Tomorrow, Friday April 18th, students around the state will be responding to a call from YouthNoise to take action and organize their own events in response to the budget. Rumor has it that San Francisco students will be making their opinions about the budget known at a rally on Friday at Dolores Park from 12:44 to 1:30pm. Parents and other adults can support our kids as they take matters into their own hands, particularly helping with the YouthNoise idea of recording these events and sharing them on the web in order to generate a snowball effect.

Parents and community supporters can join the PTA’s “Flunk the Budget” campaign. One component of the campaign is to have actions on Fridays, when legislators are in their districts. The San Francisco PTA is calling for such an action this Friday, April 18th, nicely coinciding with the YouthNoise day of actions, asking everyone to call their representatives, but especially the Governor:

Governor Arnold Schwarzenegger
Sacramento Office: 916-445-2841
San Francisco Office: 415-703-2218
Email WebForm: http://www.gov.ca.gov/interact#email

Senator Leland Yee
Sacramento Office: (916) 651-4008
San Francisco Office: (415) 557-7857
Email WebForm: http://legplcms01.lc.ca.gov/PublicLCMS/ContactPopup.aspx?district=SD08

Senator Carole Migden
Sacramento Office: (916) 651-4003
San Francisco Office: (415) 557-1300
Email WebForm: http://legplcms01.lc.ca.gov/PublicLCMS/ContactPopup.aspx?district=SD03

Assemblymember Fiona Ma
Sacramento Office: (916) 319-2012
San Francisco Office: (415) 557-2312
Email WebForm: http://democrats.assembly.ca.gov/members/a12/

Assemblymember Mark Leno
Sacramento Office: (916) 319-2013
San Francisco Office: (415) 557-3013
Email WebForm: http://democrats.assembly.ca.gov/members/a13/capitol.htm

Those who participated in a similar campaign in 2005 will no doubt remember the hostility and aggression of the Governor’s staffers answering the phones. Be ready to counter this with a cheat sheet of some quick key facts. For instance, the fact that California is near the bottom of the list on education funding, currently spending, according to the PTA, about $2,000 less per student than the national average.

Another central point to mention is that there are viable revenue enhancement alternatives to cutting essential services. Those alternatives, nicely articulated by the California Federation of Teachers, include reinstating the vehicle license fee ($6 billion per year) and raising taxes on the top tax bracket ($2.5 billion). And of course the most significant change of all would be reforming Proposition 13 so that corporate entities no longer enjoy the protection afforded to individual home owners.

We should also know that we are not alone.
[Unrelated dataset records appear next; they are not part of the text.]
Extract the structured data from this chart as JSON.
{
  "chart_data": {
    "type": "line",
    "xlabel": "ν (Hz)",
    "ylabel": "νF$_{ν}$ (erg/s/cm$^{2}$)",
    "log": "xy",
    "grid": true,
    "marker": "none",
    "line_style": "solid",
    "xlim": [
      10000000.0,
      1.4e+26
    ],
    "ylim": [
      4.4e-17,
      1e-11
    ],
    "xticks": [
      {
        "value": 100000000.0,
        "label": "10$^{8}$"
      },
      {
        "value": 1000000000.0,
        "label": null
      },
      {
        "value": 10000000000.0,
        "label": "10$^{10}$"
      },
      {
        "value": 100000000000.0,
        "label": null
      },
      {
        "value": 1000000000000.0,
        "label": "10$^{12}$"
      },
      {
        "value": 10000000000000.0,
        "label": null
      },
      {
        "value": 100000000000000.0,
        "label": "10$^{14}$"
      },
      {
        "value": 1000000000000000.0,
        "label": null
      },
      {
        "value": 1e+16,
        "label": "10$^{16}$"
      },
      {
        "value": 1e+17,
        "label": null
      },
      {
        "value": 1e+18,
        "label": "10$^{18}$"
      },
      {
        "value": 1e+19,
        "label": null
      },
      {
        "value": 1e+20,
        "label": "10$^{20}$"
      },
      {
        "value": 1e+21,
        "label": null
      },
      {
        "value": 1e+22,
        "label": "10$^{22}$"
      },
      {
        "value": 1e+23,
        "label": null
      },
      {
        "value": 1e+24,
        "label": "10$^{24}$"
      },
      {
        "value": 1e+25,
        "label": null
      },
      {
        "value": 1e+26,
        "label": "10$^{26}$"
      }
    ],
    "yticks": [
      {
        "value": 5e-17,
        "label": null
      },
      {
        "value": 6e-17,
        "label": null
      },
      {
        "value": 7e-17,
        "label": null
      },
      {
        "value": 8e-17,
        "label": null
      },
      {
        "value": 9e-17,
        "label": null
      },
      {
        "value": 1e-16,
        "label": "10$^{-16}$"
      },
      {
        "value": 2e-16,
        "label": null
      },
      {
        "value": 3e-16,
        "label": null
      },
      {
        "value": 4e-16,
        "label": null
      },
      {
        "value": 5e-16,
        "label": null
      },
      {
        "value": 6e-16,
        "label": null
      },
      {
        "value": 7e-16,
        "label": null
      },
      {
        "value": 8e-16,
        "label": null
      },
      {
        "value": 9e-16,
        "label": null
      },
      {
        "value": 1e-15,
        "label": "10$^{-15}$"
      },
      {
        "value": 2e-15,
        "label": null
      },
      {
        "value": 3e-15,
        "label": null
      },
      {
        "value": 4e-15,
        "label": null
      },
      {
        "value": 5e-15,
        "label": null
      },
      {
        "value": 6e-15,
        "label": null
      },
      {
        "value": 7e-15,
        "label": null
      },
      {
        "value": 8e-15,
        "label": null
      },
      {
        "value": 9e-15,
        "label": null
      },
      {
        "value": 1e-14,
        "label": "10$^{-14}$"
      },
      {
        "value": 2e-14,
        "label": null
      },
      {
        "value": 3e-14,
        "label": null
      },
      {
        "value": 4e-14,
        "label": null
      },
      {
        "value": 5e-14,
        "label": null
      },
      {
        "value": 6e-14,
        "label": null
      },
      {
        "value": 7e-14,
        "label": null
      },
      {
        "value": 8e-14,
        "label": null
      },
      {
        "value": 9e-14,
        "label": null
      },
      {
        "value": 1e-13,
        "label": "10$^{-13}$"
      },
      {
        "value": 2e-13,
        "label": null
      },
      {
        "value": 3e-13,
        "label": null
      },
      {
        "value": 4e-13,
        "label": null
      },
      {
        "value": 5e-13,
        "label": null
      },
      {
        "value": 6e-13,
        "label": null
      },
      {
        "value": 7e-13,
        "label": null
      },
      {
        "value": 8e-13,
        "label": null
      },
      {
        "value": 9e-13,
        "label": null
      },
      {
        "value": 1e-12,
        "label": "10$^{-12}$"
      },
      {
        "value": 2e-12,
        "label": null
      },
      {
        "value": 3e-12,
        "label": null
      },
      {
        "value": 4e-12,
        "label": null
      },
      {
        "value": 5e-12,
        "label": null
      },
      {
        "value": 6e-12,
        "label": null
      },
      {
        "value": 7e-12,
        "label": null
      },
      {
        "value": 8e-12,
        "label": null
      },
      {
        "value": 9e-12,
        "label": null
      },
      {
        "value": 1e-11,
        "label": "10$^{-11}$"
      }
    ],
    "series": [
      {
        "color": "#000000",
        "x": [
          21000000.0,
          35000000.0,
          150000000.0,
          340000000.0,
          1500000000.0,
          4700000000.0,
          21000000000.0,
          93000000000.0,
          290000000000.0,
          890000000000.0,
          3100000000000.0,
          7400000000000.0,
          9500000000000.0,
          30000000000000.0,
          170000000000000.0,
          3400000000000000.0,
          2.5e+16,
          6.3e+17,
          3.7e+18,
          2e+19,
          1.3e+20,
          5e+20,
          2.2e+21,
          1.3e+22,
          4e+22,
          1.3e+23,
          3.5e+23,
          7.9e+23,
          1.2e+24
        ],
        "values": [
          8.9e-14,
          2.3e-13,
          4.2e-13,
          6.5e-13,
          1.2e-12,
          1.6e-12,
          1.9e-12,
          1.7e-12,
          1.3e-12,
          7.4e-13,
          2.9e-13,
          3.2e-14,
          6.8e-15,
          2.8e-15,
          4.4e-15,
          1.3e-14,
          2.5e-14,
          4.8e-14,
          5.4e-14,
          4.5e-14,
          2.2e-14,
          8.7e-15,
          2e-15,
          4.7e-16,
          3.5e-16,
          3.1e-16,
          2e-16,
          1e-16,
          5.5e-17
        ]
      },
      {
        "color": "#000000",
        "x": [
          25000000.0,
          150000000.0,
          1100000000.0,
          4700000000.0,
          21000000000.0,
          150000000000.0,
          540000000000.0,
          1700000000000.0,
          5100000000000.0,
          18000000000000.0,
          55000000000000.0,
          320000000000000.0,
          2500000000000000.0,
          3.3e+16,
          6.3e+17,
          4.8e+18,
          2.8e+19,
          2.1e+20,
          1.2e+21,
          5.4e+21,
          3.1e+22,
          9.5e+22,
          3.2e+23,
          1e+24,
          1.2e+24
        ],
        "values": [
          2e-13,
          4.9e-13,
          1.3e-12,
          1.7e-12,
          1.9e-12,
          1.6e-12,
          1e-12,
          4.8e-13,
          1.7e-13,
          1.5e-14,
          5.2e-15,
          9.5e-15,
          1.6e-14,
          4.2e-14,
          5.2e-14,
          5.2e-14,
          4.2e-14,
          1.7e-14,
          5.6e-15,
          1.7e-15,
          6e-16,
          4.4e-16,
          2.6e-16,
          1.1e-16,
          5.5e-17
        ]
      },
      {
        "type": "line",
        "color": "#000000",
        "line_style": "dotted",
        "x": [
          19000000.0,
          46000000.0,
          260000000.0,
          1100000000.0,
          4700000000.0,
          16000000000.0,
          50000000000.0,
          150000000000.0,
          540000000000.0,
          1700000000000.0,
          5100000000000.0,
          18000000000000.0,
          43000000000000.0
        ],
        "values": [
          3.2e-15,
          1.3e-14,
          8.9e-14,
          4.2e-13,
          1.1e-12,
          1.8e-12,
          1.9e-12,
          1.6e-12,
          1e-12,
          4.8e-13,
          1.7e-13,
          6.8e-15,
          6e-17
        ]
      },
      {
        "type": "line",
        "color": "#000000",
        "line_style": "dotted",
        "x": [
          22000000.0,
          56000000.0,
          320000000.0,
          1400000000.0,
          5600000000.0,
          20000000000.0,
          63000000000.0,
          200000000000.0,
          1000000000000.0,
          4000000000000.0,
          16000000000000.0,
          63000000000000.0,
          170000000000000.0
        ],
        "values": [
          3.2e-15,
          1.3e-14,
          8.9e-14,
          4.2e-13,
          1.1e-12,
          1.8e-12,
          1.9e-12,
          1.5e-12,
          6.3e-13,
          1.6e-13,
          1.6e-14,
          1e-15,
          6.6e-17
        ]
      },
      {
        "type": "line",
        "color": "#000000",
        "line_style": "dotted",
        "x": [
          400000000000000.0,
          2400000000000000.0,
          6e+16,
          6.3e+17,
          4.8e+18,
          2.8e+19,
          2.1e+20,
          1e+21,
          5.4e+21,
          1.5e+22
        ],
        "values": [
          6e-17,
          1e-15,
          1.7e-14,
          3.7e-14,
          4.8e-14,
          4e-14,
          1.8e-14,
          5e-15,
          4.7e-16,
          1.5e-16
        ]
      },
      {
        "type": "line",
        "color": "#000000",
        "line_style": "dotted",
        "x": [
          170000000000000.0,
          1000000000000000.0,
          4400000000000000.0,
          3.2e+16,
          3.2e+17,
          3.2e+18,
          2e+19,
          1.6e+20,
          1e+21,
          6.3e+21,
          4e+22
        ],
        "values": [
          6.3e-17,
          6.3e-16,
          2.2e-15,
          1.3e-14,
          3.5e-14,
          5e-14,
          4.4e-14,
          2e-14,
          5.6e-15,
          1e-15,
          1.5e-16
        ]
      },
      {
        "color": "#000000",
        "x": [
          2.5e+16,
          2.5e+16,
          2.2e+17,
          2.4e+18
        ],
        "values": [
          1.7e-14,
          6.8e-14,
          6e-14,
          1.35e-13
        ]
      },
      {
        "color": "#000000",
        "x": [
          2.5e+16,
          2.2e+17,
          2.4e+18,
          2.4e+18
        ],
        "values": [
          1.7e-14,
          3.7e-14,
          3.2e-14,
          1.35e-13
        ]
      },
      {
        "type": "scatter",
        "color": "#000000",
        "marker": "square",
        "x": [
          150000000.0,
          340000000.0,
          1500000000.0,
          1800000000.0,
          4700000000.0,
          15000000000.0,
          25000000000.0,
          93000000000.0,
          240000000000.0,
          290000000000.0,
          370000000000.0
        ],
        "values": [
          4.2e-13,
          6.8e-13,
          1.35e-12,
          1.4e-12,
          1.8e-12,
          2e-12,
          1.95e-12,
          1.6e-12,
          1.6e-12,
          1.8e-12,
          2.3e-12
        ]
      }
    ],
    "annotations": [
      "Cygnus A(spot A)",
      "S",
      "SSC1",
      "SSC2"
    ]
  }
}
Although the K-12 budget gets the most of the minimal media attention, community colleges, the state university system, and the University of California system are all facing tremendous cuts as well and each of these sectors has been continually lobbying and mobilizing its own community and working in partnership at the leadership level.

Although California’s budgets are not known for passing on time, we don’t have anytime to spare—let’s keep the pressure on!

Lisa Schiff is the parent of two children who attend McKinley Elementary School in the San Francisco Unified School District and is a member of Parents for Public Schools of San Francisco and the PTA and is a board member at the national level of Parents for Public Schools.